Mais arrêtons-nous un peu sur le col ouvert. Sa vogue remonte aux années 1920, époque à laquelle faisait rage un débat enflammé entre les tenants du « stiff collar » et ceux du « soft collar ». Ces derniers n’hésitaient pas à porter leurs cols déboutonnés et grand ouverts sur la veste, formant ce que l'on appelait un col Byron, qui ressemble à un col cubain bricolé.
Dès le début des années 1930, les premiers modèles de col cubain, ou camp collar, sont apparus dans les catalogues de vente de prêt-à-porter sous le nom de « sports collar ». Il s’agissait d’un col cranté et convertible pourvu d’une petite boucle et d’un bouton placé sous le col qui permettaient de le porter ouvert ou fermé avec une cravate. La longueur de ses pointes suivait la mode. Elles étaient similaires au col Barrymore ou spearpoint dans les années 1930 avant de se réduire dans les années 1940 et 1950.
C’est ainsi que la chemisette à col cubain entre en scène. C’était une version épurée de la saharienne et la guayabera. La ceinture, les poches à soufflet, les épaulettes et les détails décoratifs ont disparu. Elle a une ou deux poches poitrine plaquées avec ou sans rabat, un fond droit et deux fentes latérales. Pour un temps, on la voit encore souvent portée dans le pantalon. Toujours est-il, cette forme va finir par s’imposer à partir des années 1940, déclinée dans une multitude de tissus et dans une série de variantes comme la cabana shirt avec deux grandes poches plaquées souvent associé à un short assorti, la bowling shirt bicolore ou la chemisette hawaïenne à motifs tropicaux.
En parallèle à l’évolution de la shirt jacket, un autre type de vêtement confortable inspiré par la chemise émerge à la fin de la première guerre mondiale : la blouse jacket.

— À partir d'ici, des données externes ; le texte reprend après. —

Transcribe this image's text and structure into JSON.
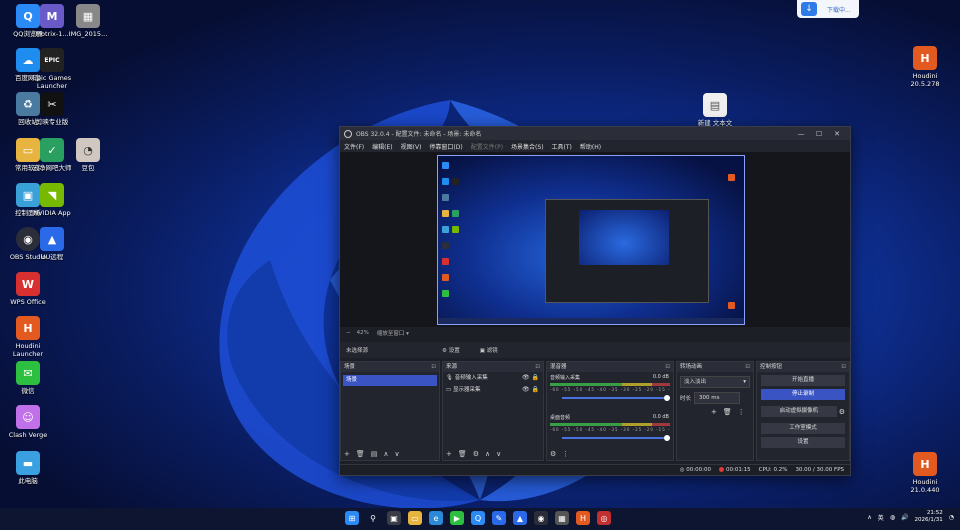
{
  "desktop": {
    "icons": [
      {
        "label": "QQ浏览器",
        "glyph": "Q",
        "color": "#2a8af6"
      },
      {
        "label": "百度网盘",
        "glyph": "☁",
        "color": "#1f8df0"
      },
      {
        "label": "回收站",
        "glyph": "♻",
        "color": "#4a7aa0"
      },
      {
        "label": "常用软件",
        "glyph": "▭",
        "color": "#e8b440"
      },
      {
        "label": "控制面板",
        "glyph": "▣",
        "color": "#3aa0d8"
      },
      {
        "label": "OBS Studio",
        "glyph": "◉",
        "color": "#2b2e38"
      },
      {
        "label": "WPS Office",
        "glyph": "W",
        "color": "#d83030"
      },
      {
        "label": "Houdini Launcher",
        "glyph": "H",
        "color": "#e35a20"
      },
      {
        "label": "微信",
        "glyph": "✉",
        "color": "#2dc040"
      },
      {
        "label": "Clash Verge",
        "glyph": "☺",
        "color": "#c070e8"
      },
      {
        "label": "此电脑",
        "glyph": "▬",
        "color": "#3aa0e0"
      },
      {
        "label": "Motrix-1...",
        "glyph": "M",
        "color": "#6a5ac8"
      },
      {
        "label": "Epic Games Launcher",
        "glyph": "EPIC",
        "color": "#222222"
      },
      {
        "label": "剪映专业版",
        "glyph": "✂",
        "color": "#111111"
      },
      {
        "label": "云净网吧大师",
        "glyph": "✓",
        "color": "#2aa060"
      },
      {
        "label": "NVIDIA App",
        "glyph": "◥",
        "color": "#76b900"
      },
      {
        "label": "UU远程",
        "glyph": "▲",
        "color": "#2a6ae8"
      },
      {
        "label": "IMG_2015...",
        "glyph": "▦",
        "color": "#888888"
      },
      {
        "label": "豆包",
        "glyph": "◔",
        "color": "#d0c8c0"
      },
      {
        "label": "Houdini 20.5.278",
        "glyph": "H",
        "color": "#e35a20"
      },
      {
        "label": "新建 文本文",
        "glyph": "▤",
        "color": "#f0f0f0"
      },
      {
        "label": "Houdini 21.0.440",
        "glyph": "H",
        "color": "#e35a20"
      }
    ]
  },
  "toast": {
    "label": "下载中..."
  },
  "obs": {
    "title": "OBS 32.0.4 - 配置文件: 未命名 - 场景: 未命名",
    "menu": [
      "文件(F)",
      "编辑(E)",
      "视图(V)",
      "停靠窗口(D)",
      "配置文件(P)",
      "场景集合(S)",
      "工具(T)",
      "帮助(H)"
    ],
    "zoom": "42%",
    "zoom_mode": "缩放至窗口",
    "no_source": "未选择源",
    "properties": "⚙ 设置",
    "filters": "▣ 滤镜",
    "scenes_title": "场景",
    "scene_item": "场景",
    "sources_title": "来源",
    "sources": [
      "音频输入采集",
      "显示器采集"
    ],
    "mixer_title": "混音器",
    "mixer": [
      {
        "name": "音频输入采集",
        "db": "0.0 dB"
      },
      {
        "name": "桌面音频",
        "db": "0.0 dB"
      }
    ],
    "scale": "-60 -55 -50 -45 -40 -35 -30 -25 -20 -15 -10 -5 0",
    "transitions_title": "转场动画",
    "transition": "淡入淡出",
    "duration_label": "时长",
    "duration": "300 ms",
    "controls_title": "控制按钮",
    "controls": [
      "开始直播",
      "停止录制",
      "启动虚拟摄像机",
      "工作室模式",
      "设置"
    ],
    "status": {
      "stream": "00:00:00",
      "rec": "00:01:15",
      "cpu": "CPU: 0.2%",
      "fps": "30.00 / 30.00 FPS"
    }
  },
  "taskbar": {
    "apps": [
      {
        "glyph": "⊞",
        "color": "#2a8af6"
      },
      {
        "glyph": "⚲",
        "color": "#0d1530"
      },
      {
        "glyph": "▣",
        "color": "#3a3d48"
      },
      {
        "glyph": "▭",
        "color": "#e8b440"
      },
      {
        "glyph": "e",
        "color": "#2a8ad8"
      },
      {
        "glyph": "▶",
        "color": "#2dc040"
      },
      {
        "glyph": "Q",
        "color": "#2a8af6"
      },
      {
        "glyph": "✎",
        "color": "#2a6ae8"
      },
      {
        "glyph": "▲",
        "color": "#2a6ae8"
      },
      {
        "glyph": "◉",
        "color": "#2b2e38"
      },
      {
        "glyph": "▦",
        "color": "#555555"
      },
      {
        "glyph": "H",
        "color": "#e35a20"
      },
      {
        "glyph": "◎",
        "color": "#c03030"
      }
    ],
    "lang": "英",
    "time": "21:52",
    "date": "2026/1/31"
  }
}
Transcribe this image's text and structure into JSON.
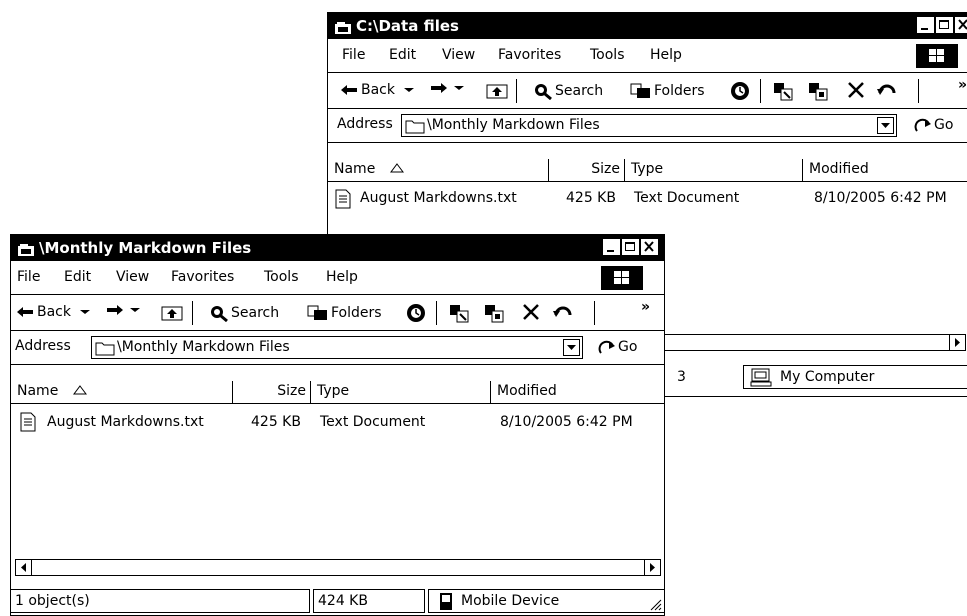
{
  "back_window": {
    "title": "C:\\Data files",
    "menu": [
      "File",
      "Edit",
      "View",
      "Favorites",
      "Tools",
      "Help"
    ],
    "toolbar": {
      "back": "Back",
      "search": "Search",
      "folders": "Folders",
      "more": "»"
    },
    "address": {
      "label": "Address",
      "value": "\\Monthly Markdown Files",
      "go": "Go"
    },
    "columns": [
      "Name",
      "Size",
      "Type",
      "Modified"
    ],
    "files": [
      {
        "name": "August Markdowns.txt",
        "size": "425 KB",
        "type": "Text Document",
        "modified": "8/10/2005 6:42 PM"
      }
    ],
    "status": {
      "size_fragment": "3",
      "location": "My Computer"
    }
  },
  "front_window": {
    "title": "\\Monthly Markdown Files",
    "menu": [
      "File",
      "Edit",
      "View",
      "Favorites",
      "Tools",
      "Help"
    ],
    "toolbar": {
      "back": "Back",
      "search": "Search",
      "folders": "Folders",
      "more": "»"
    },
    "address": {
      "label": "Address",
      "value": "\\Monthly Markdown Files",
      "go": "Go"
    },
    "columns": [
      "Name",
      "Size",
      "Type",
      "Modified"
    ],
    "files": [
      {
        "name": "August Markdowns.txt",
        "size": "425 KB",
        "type": "Text Document",
        "modified": "8/10/2005 6:42 PM"
      }
    ],
    "status": {
      "objects": "1 object(s)",
      "size": "424 KB",
      "location": "Mobile Device"
    }
  },
  "icons": [
    "window-icon",
    "minimize-icon",
    "maximize-icon",
    "close-icon",
    "windows-logo-icon",
    "back-arrow-icon",
    "forward-arrow-icon",
    "up-folder-icon",
    "search-icon",
    "folders-icon",
    "history-icon",
    "move-to-icon",
    "copy-to-icon",
    "delete-icon",
    "undo-icon",
    "folder-icon",
    "go-icon",
    "text-file-icon",
    "my-computer-icon",
    "mobile-device-icon",
    "scroll-left-icon",
    "scroll-right-icon",
    "dropdown-arrow-icon",
    "sort-ascending-icon",
    "resize-grip-icon"
  ]
}
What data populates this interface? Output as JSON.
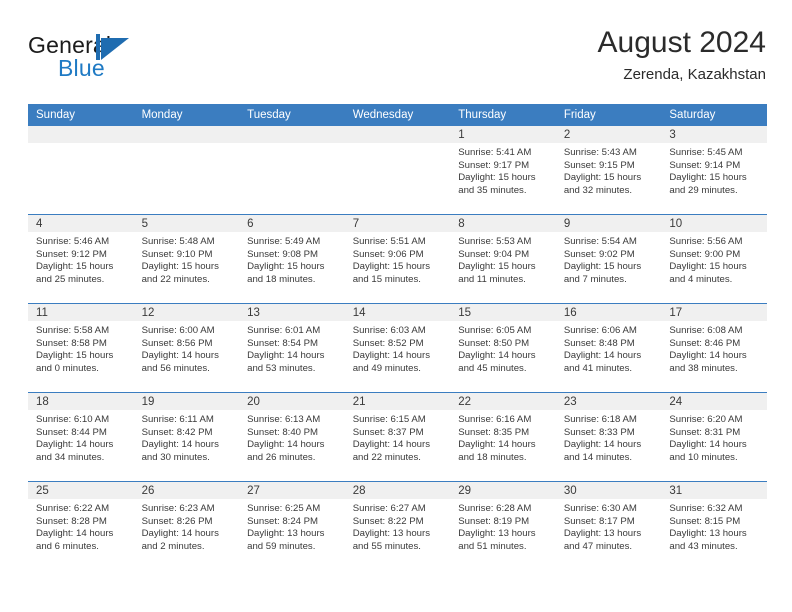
{
  "brand": {
    "name_top": "General",
    "name_bottom": "Blue",
    "accent_color": "#1f6cb0"
  },
  "header": {
    "title": "August 2024",
    "subtitle": "Zerenda, Kazakhstan"
  },
  "theme": {
    "header_blue": "#3b7dc0",
    "band_gray": "#f0f0f0",
    "text": "#3a3a3a"
  },
  "calendar": {
    "weekday_headers": [
      "Sunday",
      "Monday",
      "Tuesday",
      "Wednesday",
      "Thursday",
      "Friday",
      "Saturday"
    ],
    "weeks": [
      [
        {
          "day": "",
          "sunrise": "",
          "sunset": "",
          "daylight": "",
          "empty": true
        },
        {
          "day": "",
          "sunrise": "",
          "sunset": "",
          "daylight": "",
          "empty": true
        },
        {
          "day": "",
          "sunrise": "",
          "sunset": "",
          "daylight": "",
          "empty": true
        },
        {
          "day": "",
          "sunrise": "",
          "sunset": "",
          "daylight": "",
          "empty": true
        },
        {
          "day": "1",
          "sunrise": "Sunrise: 5:41 AM",
          "sunset": "Sunset: 9:17 PM",
          "daylight": "Daylight: 15 hours and 35 minutes."
        },
        {
          "day": "2",
          "sunrise": "Sunrise: 5:43 AM",
          "sunset": "Sunset: 9:15 PM",
          "daylight": "Daylight: 15 hours and 32 minutes."
        },
        {
          "day": "3",
          "sunrise": "Sunrise: 5:45 AM",
          "sunset": "Sunset: 9:14 PM",
          "daylight": "Daylight: 15 hours and 29 minutes."
        }
      ],
      [
        {
          "day": "4",
          "sunrise": "Sunrise: 5:46 AM",
          "sunset": "Sunset: 9:12 PM",
          "daylight": "Daylight: 15 hours and 25 minutes."
        },
        {
          "day": "5",
          "sunrise": "Sunrise: 5:48 AM",
          "sunset": "Sunset: 9:10 PM",
          "daylight": "Daylight: 15 hours and 22 minutes."
        },
        {
          "day": "6",
          "sunrise": "Sunrise: 5:49 AM",
          "sunset": "Sunset: 9:08 PM",
          "daylight": "Daylight: 15 hours and 18 minutes."
        },
        {
          "day": "7",
          "sunrise": "Sunrise: 5:51 AM",
          "sunset": "Sunset: 9:06 PM",
          "daylight": "Daylight: 15 hours and 15 minutes."
        },
        {
          "day": "8",
          "sunrise": "Sunrise: 5:53 AM",
          "sunset": "Sunset: 9:04 PM",
          "daylight": "Daylight: 15 hours and 11 minutes."
        },
        {
          "day": "9",
          "sunrise": "Sunrise: 5:54 AM",
          "sunset": "Sunset: 9:02 PM",
          "daylight": "Daylight: 15 hours and 7 minutes."
        },
        {
          "day": "10",
          "sunrise": "Sunrise: 5:56 AM",
          "sunset": "Sunset: 9:00 PM",
          "daylight": "Daylight: 15 hours and 4 minutes."
        }
      ],
      [
        {
          "day": "11",
          "sunrise": "Sunrise: 5:58 AM",
          "sunset": "Sunset: 8:58 PM",
          "daylight": "Daylight: 15 hours and 0 minutes."
        },
        {
          "day": "12",
          "sunrise": "Sunrise: 6:00 AM",
          "sunset": "Sunset: 8:56 PM",
          "daylight": "Daylight: 14 hours and 56 minutes."
        },
        {
          "day": "13",
          "sunrise": "Sunrise: 6:01 AM",
          "sunset": "Sunset: 8:54 PM",
          "daylight": "Daylight: 14 hours and 53 minutes."
        },
        {
          "day": "14",
          "sunrise": "Sunrise: 6:03 AM",
          "sunset": "Sunset: 8:52 PM",
          "daylight": "Daylight: 14 hours and 49 minutes."
        },
        {
          "day": "15",
          "sunrise": "Sunrise: 6:05 AM",
          "sunset": "Sunset: 8:50 PM",
          "daylight": "Daylight: 14 hours and 45 minutes."
        },
        {
          "day": "16",
          "sunrise": "Sunrise: 6:06 AM",
          "sunset": "Sunset: 8:48 PM",
          "daylight": "Daylight: 14 hours and 41 minutes."
        },
        {
          "day": "17",
          "sunrise": "Sunrise: 6:08 AM",
          "sunset": "Sunset: 8:46 PM",
          "daylight": "Daylight: 14 hours and 38 minutes."
        }
      ],
      [
        {
          "day": "18",
          "sunrise": "Sunrise: 6:10 AM",
          "sunset": "Sunset: 8:44 PM",
          "daylight": "Daylight: 14 hours and 34 minutes."
        },
        {
          "day": "19",
          "sunrise": "Sunrise: 6:11 AM",
          "sunset": "Sunset: 8:42 PM",
          "daylight": "Daylight: 14 hours and 30 minutes."
        },
        {
          "day": "20",
          "sunrise": "Sunrise: 6:13 AM",
          "sunset": "Sunset: 8:40 PM",
          "daylight": "Daylight: 14 hours and 26 minutes."
        },
        {
          "day": "21",
          "sunrise": "Sunrise: 6:15 AM",
          "sunset": "Sunset: 8:37 PM",
          "daylight": "Daylight: 14 hours and 22 minutes."
        },
        {
          "day": "22",
          "sunrise": "Sunrise: 6:16 AM",
          "sunset": "Sunset: 8:35 PM",
          "daylight": "Daylight: 14 hours and 18 minutes."
        },
        {
          "day": "23",
          "sunrise": "Sunrise: 6:18 AM",
          "sunset": "Sunset: 8:33 PM",
          "daylight": "Daylight: 14 hours and 14 minutes."
        },
        {
          "day": "24",
          "sunrise": "Sunrise: 6:20 AM",
          "sunset": "Sunset: 8:31 PM",
          "daylight": "Daylight: 14 hours and 10 minutes."
        }
      ],
      [
        {
          "day": "25",
          "sunrise": "Sunrise: 6:22 AM",
          "sunset": "Sunset: 8:28 PM",
          "daylight": "Daylight: 14 hours and 6 minutes."
        },
        {
          "day": "26",
          "sunrise": "Sunrise: 6:23 AM",
          "sunset": "Sunset: 8:26 PM",
          "daylight": "Daylight: 14 hours and 2 minutes."
        },
        {
          "day": "27",
          "sunrise": "Sunrise: 6:25 AM",
          "sunset": "Sunset: 8:24 PM",
          "daylight": "Daylight: 13 hours and 59 minutes."
        },
        {
          "day": "28",
          "sunrise": "Sunrise: 6:27 AM",
          "sunset": "Sunset: 8:22 PM",
          "daylight": "Daylight: 13 hours and 55 minutes."
        },
        {
          "day": "29",
          "sunrise": "Sunrise: 6:28 AM",
          "sunset": "Sunset: 8:19 PM",
          "daylight": "Daylight: 13 hours and 51 minutes."
        },
        {
          "day": "30",
          "sunrise": "Sunrise: 6:30 AM",
          "sunset": "Sunset: 8:17 PM",
          "daylight": "Daylight: 13 hours and 47 minutes."
        },
        {
          "day": "31",
          "sunrise": "Sunrise: 6:32 AM",
          "sunset": "Sunset: 8:15 PM",
          "daylight": "Daylight: 13 hours and 43 minutes."
        }
      ]
    ]
  }
}
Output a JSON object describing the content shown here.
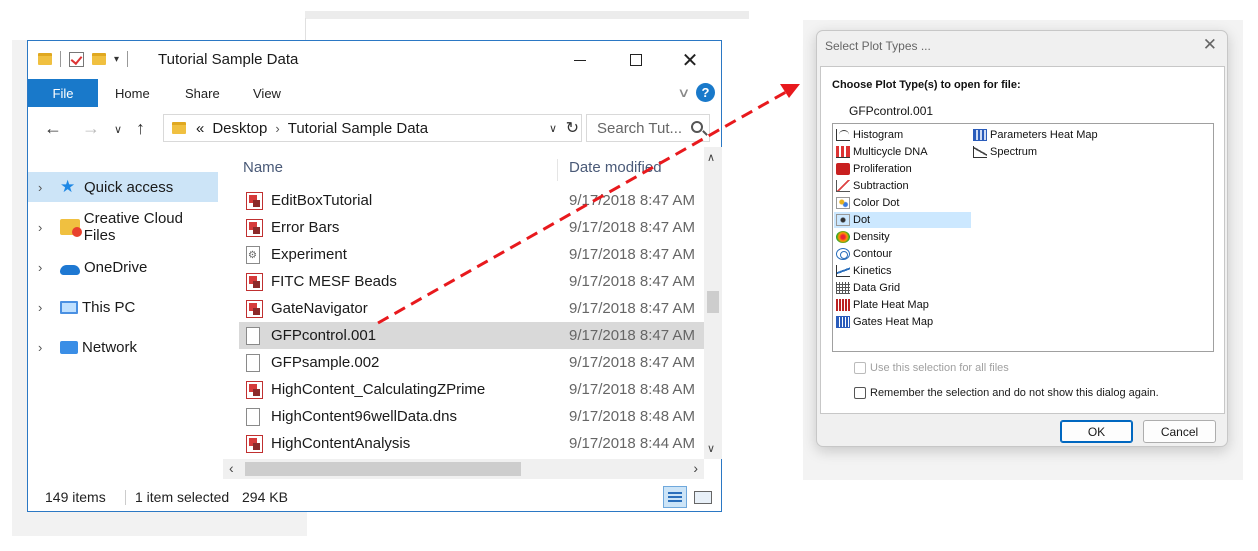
{
  "explorer": {
    "window_title": "Tutorial Sample Data",
    "controls": {
      "minimize": "",
      "maximize": "",
      "close": "✕"
    },
    "ribbon": {
      "file": "File",
      "home": "Home",
      "share": "Share",
      "view": "View",
      "help": "?"
    },
    "address": {
      "overflow": "«",
      "crumbs": [
        "Desktop",
        "Tutorial Sample Data"
      ],
      "search_placeholder": "Search Tut..."
    },
    "nav_items": [
      {
        "label": "Quick access",
        "icon": "star-icon",
        "selected": true
      },
      {
        "label": "Creative Cloud Files",
        "icon": "creative-cloud-folder-icon"
      },
      {
        "label": "OneDrive",
        "icon": "cloud-icon"
      },
      {
        "label": "This PC",
        "icon": "pc-icon"
      },
      {
        "label": "Network",
        "icon": "network-icon"
      }
    ],
    "columns": {
      "name": "Name",
      "date": "Date modified"
    },
    "files": [
      {
        "name": "EditBoxTutorial",
        "date": "9/17/2018 8:47 AM",
        "icon": "app-icon"
      },
      {
        "name": "Error Bars",
        "date": "9/17/2018 8:47 AM",
        "icon": "app-icon"
      },
      {
        "name": "Experiment",
        "date": "9/17/2018 8:47 AM",
        "icon": "gear-doc-icon"
      },
      {
        "name": "FITC MESF Beads",
        "date": "9/17/2018 8:47 AM",
        "icon": "app-icon"
      },
      {
        "name": "GateNavigator",
        "date": "9/17/2018 8:47 AM",
        "icon": "app-icon"
      },
      {
        "name": "GFPcontrol.001",
        "date": "9/17/2018 8:47 AM",
        "icon": "doc-icon",
        "selected": true
      },
      {
        "name": "GFPsample.002",
        "date": "9/17/2018 8:47 AM",
        "icon": "doc-icon"
      },
      {
        "name": "HighContent_CalculatingZPrime",
        "date": "9/17/2018 8:48 AM",
        "icon": "app-icon"
      },
      {
        "name": "HighContent96wellData.dns",
        "date": "9/17/2018 8:48 AM",
        "icon": "doc-icon"
      },
      {
        "name": "HighContentAnalysis",
        "date": "9/17/2018 8:44 AM",
        "icon": "app-icon"
      }
    ],
    "status": {
      "count": "149 items",
      "selected": "1 item selected",
      "size": "294 KB"
    }
  },
  "dialog": {
    "title": "Select Plot Types ...",
    "close": "✕",
    "heading": "Choose Plot Type(s) to open for file:",
    "file": "GFPcontrol.001",
    "plot_types_col1": [
      {
        "label": "Histogram",
        "icon": "histogram-icon"
      },
      {
        "label": "Multicycle DNA",
        "icon": "multicycle-dna-icon"
      },
      {
        "label": "Proliferation",
        "icon": "proliferation-icon"
      },
      {
        "label": "Subtraction",
        "icon": "subtraction-icon"
      },
      {
        "label": "Color Dot",
        "icon": "color-dot-icon"
      },
      {
        "label": "Dot",
        "icon": "dot-icon",
        "selected": true
      },
      {
        "label": "Density",
        "icon": "density-icon"
      },
      {
        "label": "Contour",
        "icon": "contour-icon"
      },
      {
        "label": "Kinetics",
        "icon": "kinetics-icon"
      },
      {
        "label": "Data Grid",
        "icon": "data-grid-icon"
      },
      {
        "label": "Plate Heat Map",
        "icon": "plate-heat-map-icon"
      },
      {
        "label": "Gates Heat Map",
        "icon": "gates-heat-map-icon"
      }
    ],
    "plot_types_col2": [
      {
        "label": "Parameters Heat Map",
        "icon": "parameters-heat-map-icon"
      },
      {
        "label": "Spectrum",
        "icon": "spectrum-icon"
      }
    ],
    "use_all_label": "Use this selection for all files",
    "remember_label": "Remember the selection and do not show this dialog again.",
    "ok": "OK",
    "cancel": "Cancel"
  }
}
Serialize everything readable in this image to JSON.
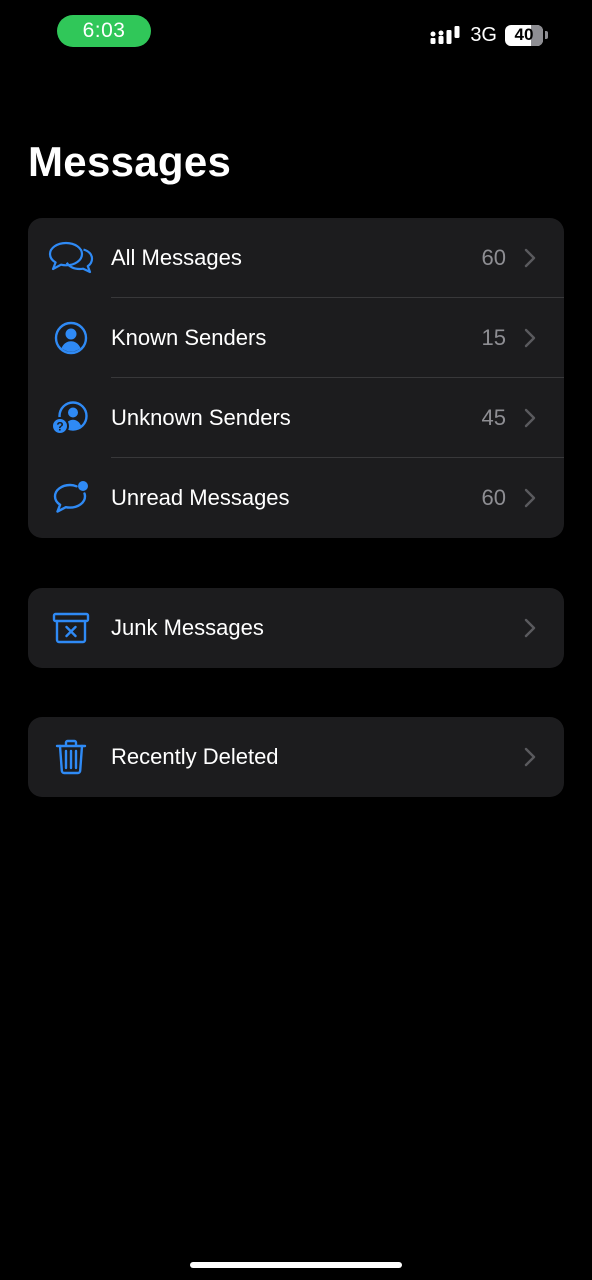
{
  "status_bar": {
    "time": "6:03",
    "network": "3G",
    "battery": "40",
    "time_pill_color": "#30c759"
  },
  "page": {
    "title": "Messages"
  },
  "filters": [
    {
      "label": "All Messages",
      "count": "60",
      "icon": "chat-bubbles-icon"
    },
    {
      "label": "Known Senders",
      "count": "15",
      "icon": "person-circle-icon"
    },
    {
      "label": "Unknown Senders",
      "count": "45",
      "icon": "person-question-icon"
    },
    {
      "label": "Unread Messages",
      "count": "60",
      "icon": "unread-bubble-icon"
    }
  ],
  "junk": {
    "label": "Junk Messages",
    "icon": "junk-box-icon"
  },
  "deleted": {
    "label": "Recently Deleted",
    "icon": "trash-icon"
  },
  "colors": {
    "accent": "#2f8af5",
    "background": "#000000",
    "group_background": "#1c1c1e",
    "secondary_text": "#8e8e93"
  }
}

L’engouement pour le sport comme le golf et les véhicules motorisés (moto et voiture) ont créé un besoin pour des « manteaux courts » qui offriraient une plus grande liberté de mouvement (le golf) ou un plus grand confort sur la selle d’une moto ou sur le siège d’une voiture. La blouse jacket était précisément une veste courte qui « blouse » à la taille. La forme générale va progressivement se stabiliser sous le nom de cossack jacket à la fin des années 1920 : une veste à la coupe ample dont la taille est ajustée par des pattes de serrage latérales ou une bande de taille en tricot côtelé. Le col « cossack » proprement dit va peu à peu disparaitre au profit du col chemisier de la gab jacket, du col en tricot côtelé de la bomber jacket et du col montant boutonné de la golf jacket. Les dos fantaisie (« back belts » et soufflets d’aisance), caractéristiques des blousons et des vestes sports de l’entre-deux-guerres, vont également être abandonnés dans les années 1940. La fermeture éclair va aussi finir par supplanter le boutonnage.
Si l’on rassemble les traits fondamentaux de la shirt jacket et de la blouse jacket, une coupe ample, un col ouvert sans pied de col et un fond droit avec des pattes de serrage latérales, on revient à notre point de départ. La shirt-jac des années 1960, qui pourrait tout aussi bien s’appeler une blouse-jac, a un temps symbolisé la quintessence du cool californien, que l’on pense à Elvis Presley dans Fun In Acapulco ou aux photos de Nat King Cole à la même époque, qui portaient tous les deux des modèles sans doute confectionnés par Sy Devore, le tailleur de Frank Sinatra.
Reste que la shirt-jac est l’héritière de cette double histoire, un hybride d’hybrides, et sa conclusion logique.